Striking a new path
Until recently, Rio's reputation for infrastructure maintenance and development was far from stellar. "After the Capital City was moved from Rio to Brasilia in 1960, investment in infrastructure declined and many of the necessary developments failed to take off," admitted Carlos Roberto Osorio, Rio's Secretary of Conservation & Public Services.
Today, however, Rio is virtually buzzing with new infrastructure activity. In transit alone, the city has four major projects on the go which - combined - will transform the way people move to and around the city: the federal expansion of Rio's airport to add new capacity; the addition of a new subway line to link the city center to the future Olympic venues; the complete overhaul of the suburban rail network to add new rolling stock, switching and command facilities; and the development of four new Bus Rapid Transit routes through the city.
"We are experiencing a very special time in the development of Rio," said Mr. Osorio. "It's a total transformation and urban infrastructure is playing a key role in this metamorphosis over the medium and short term."
Caring for the environment
City administrators are also putting particular focus on environmental sustainability. Rio hosted the UN's first summit on climate change in 1992 and now - on the twentieth anniversary of that event - will welcome delegates back to evaluate the world's progress over the past twenty years. But for Rio, environmental sustainability is about more than brandishing credentials. "What makes Rio so special is our natural resources - the sea, the beaches, the lakes and lagoons, the mountains, our urban forest - and we have a great responsibility to take care of these environmental assets," added Mr. Osorio.
Putting the house in order
But it is Rio's progress in the funding and financing of urban infrastructure projects that has been the biggest catalyst for change. Over the past three years, both the city and state governments have aggressively tackled their finances and debt to achieve investment-grade ratings from global credit agencies. This has enabled the city to not only tap into new sources of financing, but has also raised Rio's appeal as a destination for foreign investment.

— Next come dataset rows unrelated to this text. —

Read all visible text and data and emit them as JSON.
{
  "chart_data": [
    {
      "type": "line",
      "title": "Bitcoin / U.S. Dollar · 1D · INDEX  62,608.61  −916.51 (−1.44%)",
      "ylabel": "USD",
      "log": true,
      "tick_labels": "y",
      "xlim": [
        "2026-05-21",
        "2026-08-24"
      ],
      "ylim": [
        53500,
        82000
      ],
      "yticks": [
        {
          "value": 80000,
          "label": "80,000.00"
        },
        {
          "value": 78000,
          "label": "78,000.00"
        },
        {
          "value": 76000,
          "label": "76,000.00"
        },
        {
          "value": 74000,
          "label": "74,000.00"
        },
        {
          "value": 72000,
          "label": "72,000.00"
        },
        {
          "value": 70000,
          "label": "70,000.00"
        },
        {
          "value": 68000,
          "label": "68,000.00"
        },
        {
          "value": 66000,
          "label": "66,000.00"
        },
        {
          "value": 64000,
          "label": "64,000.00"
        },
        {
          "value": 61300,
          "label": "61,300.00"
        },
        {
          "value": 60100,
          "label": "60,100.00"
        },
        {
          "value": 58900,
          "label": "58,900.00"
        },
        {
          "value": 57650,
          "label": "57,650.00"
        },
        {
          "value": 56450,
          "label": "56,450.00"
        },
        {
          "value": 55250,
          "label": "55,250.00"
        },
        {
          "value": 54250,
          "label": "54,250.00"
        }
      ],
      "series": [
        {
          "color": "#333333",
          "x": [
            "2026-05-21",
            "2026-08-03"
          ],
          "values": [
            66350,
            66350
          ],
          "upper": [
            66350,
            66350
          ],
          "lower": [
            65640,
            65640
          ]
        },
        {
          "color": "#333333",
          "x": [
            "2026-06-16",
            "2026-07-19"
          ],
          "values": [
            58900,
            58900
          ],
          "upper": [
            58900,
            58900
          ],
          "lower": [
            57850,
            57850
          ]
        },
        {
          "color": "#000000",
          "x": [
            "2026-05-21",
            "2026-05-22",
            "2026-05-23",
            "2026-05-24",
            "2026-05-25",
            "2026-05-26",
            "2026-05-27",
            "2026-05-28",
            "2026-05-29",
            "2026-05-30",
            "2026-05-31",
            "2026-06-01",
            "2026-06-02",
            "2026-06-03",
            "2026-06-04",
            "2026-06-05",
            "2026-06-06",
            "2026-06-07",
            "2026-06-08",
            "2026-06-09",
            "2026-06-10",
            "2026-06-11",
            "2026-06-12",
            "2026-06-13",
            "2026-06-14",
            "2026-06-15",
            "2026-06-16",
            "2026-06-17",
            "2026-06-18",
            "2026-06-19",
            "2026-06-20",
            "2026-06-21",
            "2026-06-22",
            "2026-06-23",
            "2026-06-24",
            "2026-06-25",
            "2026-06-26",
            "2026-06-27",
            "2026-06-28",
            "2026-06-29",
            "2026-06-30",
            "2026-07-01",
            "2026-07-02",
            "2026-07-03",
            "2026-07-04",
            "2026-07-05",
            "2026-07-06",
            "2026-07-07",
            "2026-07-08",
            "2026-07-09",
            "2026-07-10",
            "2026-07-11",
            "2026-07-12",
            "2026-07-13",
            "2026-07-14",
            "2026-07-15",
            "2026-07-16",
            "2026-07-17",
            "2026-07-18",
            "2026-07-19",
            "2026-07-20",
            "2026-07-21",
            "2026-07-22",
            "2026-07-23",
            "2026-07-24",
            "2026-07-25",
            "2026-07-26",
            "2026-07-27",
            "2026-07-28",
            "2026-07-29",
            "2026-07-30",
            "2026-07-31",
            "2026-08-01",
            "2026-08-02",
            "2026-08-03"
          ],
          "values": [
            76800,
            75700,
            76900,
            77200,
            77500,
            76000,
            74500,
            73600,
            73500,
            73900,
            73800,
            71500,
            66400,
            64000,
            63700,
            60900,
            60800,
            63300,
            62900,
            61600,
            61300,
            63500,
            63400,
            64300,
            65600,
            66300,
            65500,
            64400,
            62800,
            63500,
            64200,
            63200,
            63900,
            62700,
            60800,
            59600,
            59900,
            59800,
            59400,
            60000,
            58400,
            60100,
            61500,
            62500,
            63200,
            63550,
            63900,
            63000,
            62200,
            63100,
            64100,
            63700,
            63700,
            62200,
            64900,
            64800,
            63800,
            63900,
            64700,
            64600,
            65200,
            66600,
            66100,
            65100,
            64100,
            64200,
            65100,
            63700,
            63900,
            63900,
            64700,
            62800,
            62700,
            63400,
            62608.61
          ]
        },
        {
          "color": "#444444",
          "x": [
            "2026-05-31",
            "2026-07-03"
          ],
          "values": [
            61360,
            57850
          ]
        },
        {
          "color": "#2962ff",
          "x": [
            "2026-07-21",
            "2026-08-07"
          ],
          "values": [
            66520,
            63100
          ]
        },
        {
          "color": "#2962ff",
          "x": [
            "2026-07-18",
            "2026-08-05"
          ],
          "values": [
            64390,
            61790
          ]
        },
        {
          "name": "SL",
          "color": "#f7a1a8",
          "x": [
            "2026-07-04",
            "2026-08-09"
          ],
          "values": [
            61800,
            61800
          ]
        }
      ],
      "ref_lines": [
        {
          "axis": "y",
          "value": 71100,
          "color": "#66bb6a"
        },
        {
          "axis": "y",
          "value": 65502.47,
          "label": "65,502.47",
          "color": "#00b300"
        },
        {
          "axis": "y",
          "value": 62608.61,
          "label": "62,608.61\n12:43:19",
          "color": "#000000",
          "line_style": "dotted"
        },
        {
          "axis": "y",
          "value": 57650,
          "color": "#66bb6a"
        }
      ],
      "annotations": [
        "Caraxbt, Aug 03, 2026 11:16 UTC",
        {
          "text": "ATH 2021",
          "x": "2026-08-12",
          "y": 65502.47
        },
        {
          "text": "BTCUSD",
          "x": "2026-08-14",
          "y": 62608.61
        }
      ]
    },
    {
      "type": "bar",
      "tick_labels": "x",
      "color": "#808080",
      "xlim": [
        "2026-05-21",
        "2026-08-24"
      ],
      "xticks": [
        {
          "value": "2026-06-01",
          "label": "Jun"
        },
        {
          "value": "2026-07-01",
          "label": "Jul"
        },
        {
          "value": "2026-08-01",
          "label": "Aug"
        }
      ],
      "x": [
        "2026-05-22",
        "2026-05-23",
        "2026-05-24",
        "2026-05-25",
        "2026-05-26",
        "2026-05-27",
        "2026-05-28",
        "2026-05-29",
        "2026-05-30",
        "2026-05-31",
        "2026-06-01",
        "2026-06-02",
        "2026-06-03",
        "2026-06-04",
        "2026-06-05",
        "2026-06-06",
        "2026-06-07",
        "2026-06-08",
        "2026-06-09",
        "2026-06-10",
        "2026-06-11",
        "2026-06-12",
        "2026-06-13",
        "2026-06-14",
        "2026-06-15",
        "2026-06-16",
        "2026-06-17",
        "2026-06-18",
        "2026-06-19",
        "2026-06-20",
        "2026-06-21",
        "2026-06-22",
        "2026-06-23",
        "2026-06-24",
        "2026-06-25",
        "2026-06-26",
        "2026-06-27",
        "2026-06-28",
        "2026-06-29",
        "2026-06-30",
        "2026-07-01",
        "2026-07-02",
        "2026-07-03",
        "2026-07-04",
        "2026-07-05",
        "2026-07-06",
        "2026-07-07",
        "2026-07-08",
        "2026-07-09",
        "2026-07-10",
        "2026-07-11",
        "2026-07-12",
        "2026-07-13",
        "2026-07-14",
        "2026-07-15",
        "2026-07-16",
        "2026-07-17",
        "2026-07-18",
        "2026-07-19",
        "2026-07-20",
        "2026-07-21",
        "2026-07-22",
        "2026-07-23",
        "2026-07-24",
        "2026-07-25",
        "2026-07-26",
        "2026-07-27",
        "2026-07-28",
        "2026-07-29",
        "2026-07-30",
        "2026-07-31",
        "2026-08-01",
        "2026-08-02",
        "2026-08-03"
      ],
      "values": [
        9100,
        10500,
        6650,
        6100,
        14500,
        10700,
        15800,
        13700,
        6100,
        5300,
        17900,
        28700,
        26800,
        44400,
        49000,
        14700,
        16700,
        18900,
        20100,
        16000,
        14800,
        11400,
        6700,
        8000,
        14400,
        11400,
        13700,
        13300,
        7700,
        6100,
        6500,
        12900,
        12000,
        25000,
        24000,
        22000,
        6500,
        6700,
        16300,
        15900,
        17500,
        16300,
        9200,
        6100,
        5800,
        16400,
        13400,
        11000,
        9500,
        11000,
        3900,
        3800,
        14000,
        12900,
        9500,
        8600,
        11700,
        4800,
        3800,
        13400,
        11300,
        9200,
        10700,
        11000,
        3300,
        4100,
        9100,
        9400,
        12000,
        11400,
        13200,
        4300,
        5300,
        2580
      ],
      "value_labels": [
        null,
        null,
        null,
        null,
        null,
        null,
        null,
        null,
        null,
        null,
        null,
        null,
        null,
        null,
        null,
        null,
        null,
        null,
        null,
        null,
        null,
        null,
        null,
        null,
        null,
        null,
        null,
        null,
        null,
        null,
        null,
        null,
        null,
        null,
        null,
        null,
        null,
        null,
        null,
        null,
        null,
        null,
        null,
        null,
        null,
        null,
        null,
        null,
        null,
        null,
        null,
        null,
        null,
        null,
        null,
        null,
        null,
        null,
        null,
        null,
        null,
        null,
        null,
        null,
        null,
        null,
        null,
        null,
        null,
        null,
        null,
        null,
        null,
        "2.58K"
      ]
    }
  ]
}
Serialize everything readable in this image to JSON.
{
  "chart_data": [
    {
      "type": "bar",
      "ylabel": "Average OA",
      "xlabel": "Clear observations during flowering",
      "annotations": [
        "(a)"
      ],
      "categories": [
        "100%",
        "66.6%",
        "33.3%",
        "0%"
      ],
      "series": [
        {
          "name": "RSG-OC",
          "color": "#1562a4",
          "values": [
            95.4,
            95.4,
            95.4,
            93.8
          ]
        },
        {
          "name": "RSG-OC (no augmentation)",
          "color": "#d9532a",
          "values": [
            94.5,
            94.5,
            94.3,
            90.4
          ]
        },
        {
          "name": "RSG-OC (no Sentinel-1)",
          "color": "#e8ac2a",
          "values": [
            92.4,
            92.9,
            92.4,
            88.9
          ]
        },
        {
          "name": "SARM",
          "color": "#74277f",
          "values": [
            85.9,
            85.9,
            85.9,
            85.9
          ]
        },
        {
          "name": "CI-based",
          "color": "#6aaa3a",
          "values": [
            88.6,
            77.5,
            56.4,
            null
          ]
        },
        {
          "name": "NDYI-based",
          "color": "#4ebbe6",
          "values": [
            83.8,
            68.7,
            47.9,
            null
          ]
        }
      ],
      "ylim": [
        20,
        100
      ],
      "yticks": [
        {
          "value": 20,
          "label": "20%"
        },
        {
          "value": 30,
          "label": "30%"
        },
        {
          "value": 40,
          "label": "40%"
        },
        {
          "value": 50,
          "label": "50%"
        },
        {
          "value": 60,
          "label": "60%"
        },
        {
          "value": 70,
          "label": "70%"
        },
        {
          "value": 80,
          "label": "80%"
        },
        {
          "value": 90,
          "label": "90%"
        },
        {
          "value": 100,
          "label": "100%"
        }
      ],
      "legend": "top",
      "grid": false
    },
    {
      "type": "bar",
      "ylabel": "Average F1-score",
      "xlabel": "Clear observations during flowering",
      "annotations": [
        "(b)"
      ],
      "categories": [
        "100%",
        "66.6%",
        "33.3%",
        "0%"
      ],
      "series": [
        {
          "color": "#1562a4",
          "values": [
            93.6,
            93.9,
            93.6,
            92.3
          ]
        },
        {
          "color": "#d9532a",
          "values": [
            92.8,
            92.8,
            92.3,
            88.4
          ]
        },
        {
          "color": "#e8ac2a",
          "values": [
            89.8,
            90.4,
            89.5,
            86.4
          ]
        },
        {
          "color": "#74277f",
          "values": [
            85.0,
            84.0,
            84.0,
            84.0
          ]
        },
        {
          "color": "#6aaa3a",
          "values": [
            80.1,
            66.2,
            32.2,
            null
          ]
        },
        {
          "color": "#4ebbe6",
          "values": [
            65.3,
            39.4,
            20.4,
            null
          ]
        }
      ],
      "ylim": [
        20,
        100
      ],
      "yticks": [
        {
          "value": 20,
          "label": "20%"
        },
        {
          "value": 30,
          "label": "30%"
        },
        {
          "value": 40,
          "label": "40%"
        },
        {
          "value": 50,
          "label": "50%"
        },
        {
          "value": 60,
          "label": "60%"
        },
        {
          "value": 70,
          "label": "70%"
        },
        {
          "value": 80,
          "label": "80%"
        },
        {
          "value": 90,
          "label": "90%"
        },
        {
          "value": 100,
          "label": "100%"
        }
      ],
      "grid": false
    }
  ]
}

The city has also put an emphasis on encouraging Public Private Partnerships (PPPs) to develop urban infrastructure projects. As a case in point, Mr. Osorio points to the country's largest PPP program, a USD5 billion redevelopment of Rio's port area currently underway as a partnership between private enterprise and the municipality. But there are plenty of other great examples: the Olympic Village and Park will be an entirely private venture and much of the new transit system is being developed under PPP models.
Rio's civic leaders credit much of their recent success to changes in the way government approaches infrastructure development. "By recognizing the need to restructure our finances, debt and administration, we were able to become more efficient and put more money towards investments," added Mr. Osorio. "It took a strong action plan and determination, but now we are reaping the rewards of that strategy."